On 09/28/2017 02:57 PM, Jesper Dangaard Brouer wrote:
[...]
+/* Convert xdp_buff to xdp_pkt */
+static struct xdp_pkt *convert_to_xdp_pkt(struct xdp_buff *xdp)
+{
+ struct xdp_pkt *xdp_pkt;
+ int headroom;
+
+ /* Assure headroom is available for storing info */
+ headroom = xdp->data - xdp->data_hard_start;
+ if (headroom < sizeof(*xdp_pkt))
+ return NULL;
+
+ /* Store info in top of packet */
+ xdp_pkt = xdp->data_hard_start;
(You'd also need to handle data_meta here if set, and for below
cpu_map_build_skb(), e.g. headroom is data_meta-data_hard_start.)

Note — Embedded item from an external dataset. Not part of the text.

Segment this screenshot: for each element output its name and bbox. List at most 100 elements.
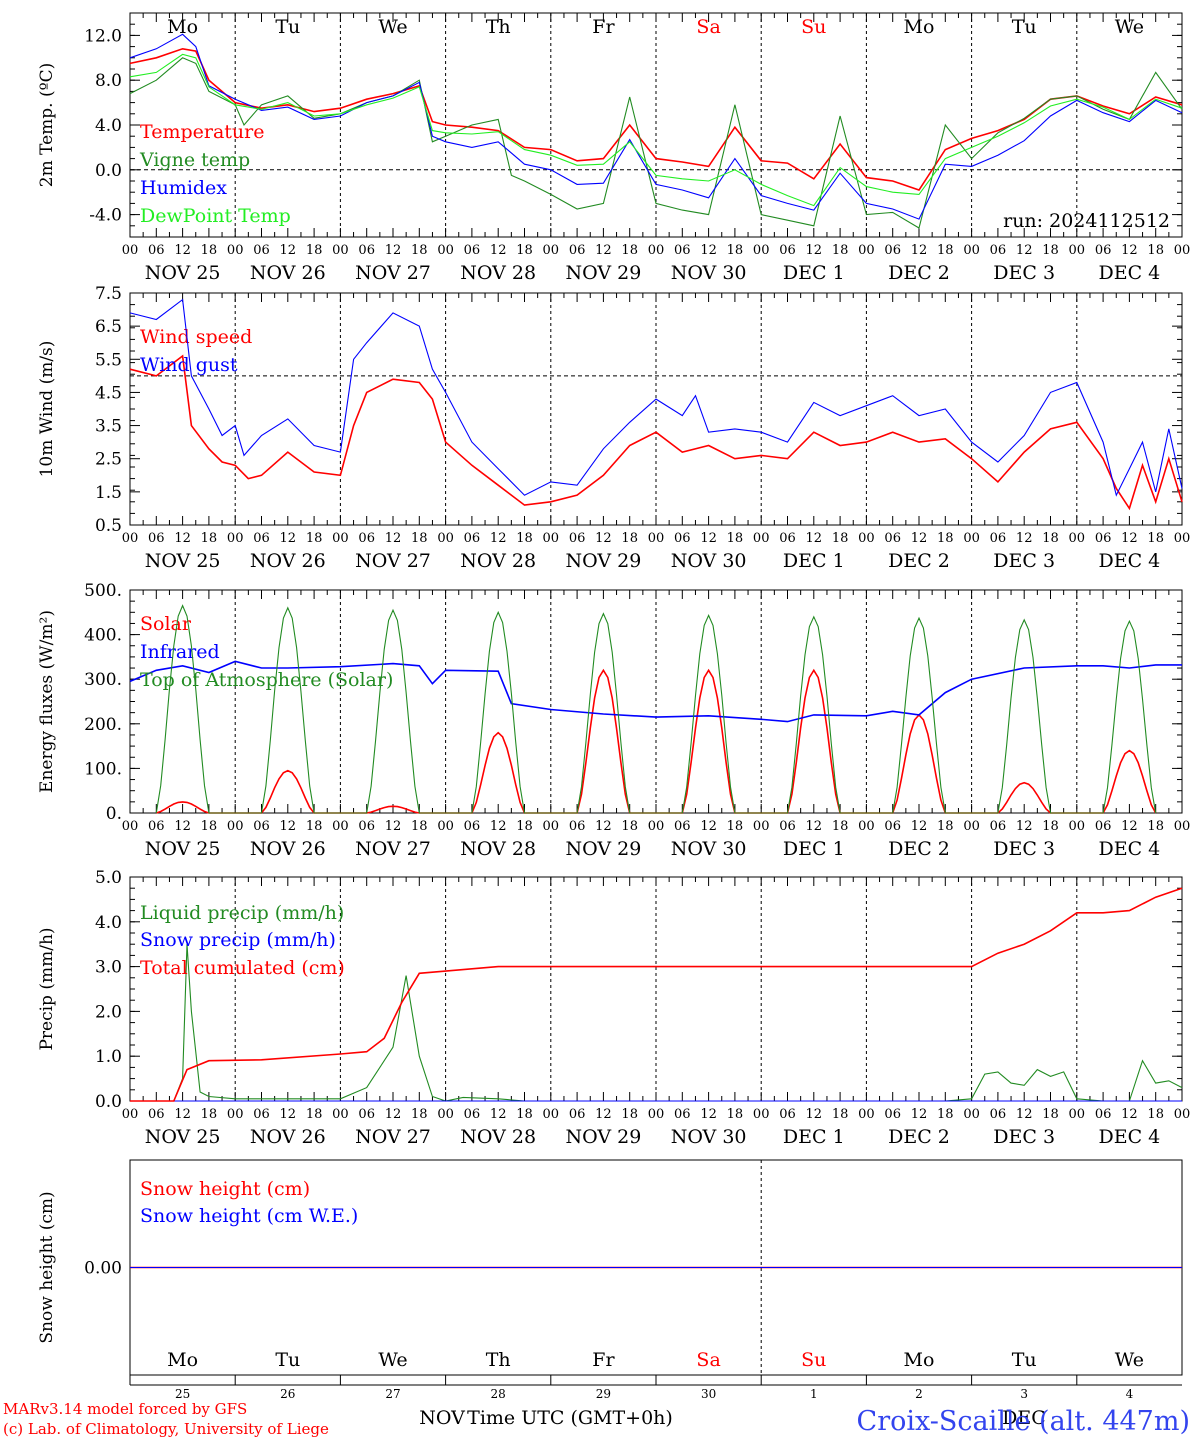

+ xdp_pkt->data = xdp->data;
+ xdp_pkt->len = xdp->data_end - xdp->data;
+ xdp_pkt->headroom = headroom - sizeof(*xdp_pkt);
+
+ return xdp_pkt;
+}
+
+static struct sk_buff *cpu_map_build_skb(struct bpf_cpu_map_entry *rcpu,
+ struct xdp_pkt *xdp_pkt)
+{
+ unsigned int frame_size;
+ void *pkt_data_start;
+ struct sk_buff *skb;
+
+ /* build_skb need to place skb_shared_info after SKB end, and
+ * also want to know the memory "truesize". Thus, need to
[...]
static int cpu_map_kthread_run(void *data)
{
+ const unsigned long busy_poll_jiffies = usecs_to_jiffies(2000);
+ unsigned long time_limit = jiffies + busy_poll_jiffies;
struct bpf_cpu_map_entry *rcpu = data;
+ unsigned int empty_cnt = 0;
set_current_state(TASK_INTERRUPTIBLE);
while (!kthread_should_stop()) {
+ unsigned int processed = 0, drops = 0;
struct xdp_pkt *xdp_pkt;
- schedule();
- /* Do work */
- while ((xdp_pkt = ptr_ring_consume(rcpu->queue))) {
- /* For now just "refcnt-free" */
- page_frag_free(xdp_pkt);
+ /* Release CPU reschedule checks */
+ if ((time_after_eq(jiffies, time_limit) || empty_cnt > 25) &&
+ __ptr_ring_empty(rcpu->queue)) {
+ empty_cnt++;
+ schedule();
+ time_limit = jiffies + busy_poll_jiffies;
+ WARN_ON(smp_processor_id() != rcpu->cpu);
+ } else {
+ cond_resched();
}
+
+ /* Process packets in rcpu->queue */
+ local_bh_disable();
+ /*
+ * The bpf_cpu_map_entry is single consumer, with this
+ * kthread CPU pinned. Lockless access to ptr_ring
+ * consume side valid as no-resize allowed of queue.
+ */
+ while ((xdp_pkt = __ptr_ring_consume(rcpu->queue))) {
+ struct sk_buff *skb;
+ int ret;
+
+ /* Allow busy polling again */
+ empty_cnt = 0;
+
+ skb = cpu_map_build_skb(rcpu, xdp_pkt);
+ if (!skb) {
+ page_frag_free(xdp_pkt);
+ continue;
+ }
+
+ /* Inject into network stack */
+ ret = netif_receive_skb(skb);
Have you looked into whether it's feasible to reuse GRO
engine here as well?
+ if (ret == NET_RX_DROP)
+ drops++;
+
+ /* Limit BH-disable period */
+ if (++processed == 8)
+ break;
+ }
+ local_bh_enable();
+
__set_current_state(TASK_INTERRUPTIBLE);
}
put_cpu_map_entry(rcpu);
[...]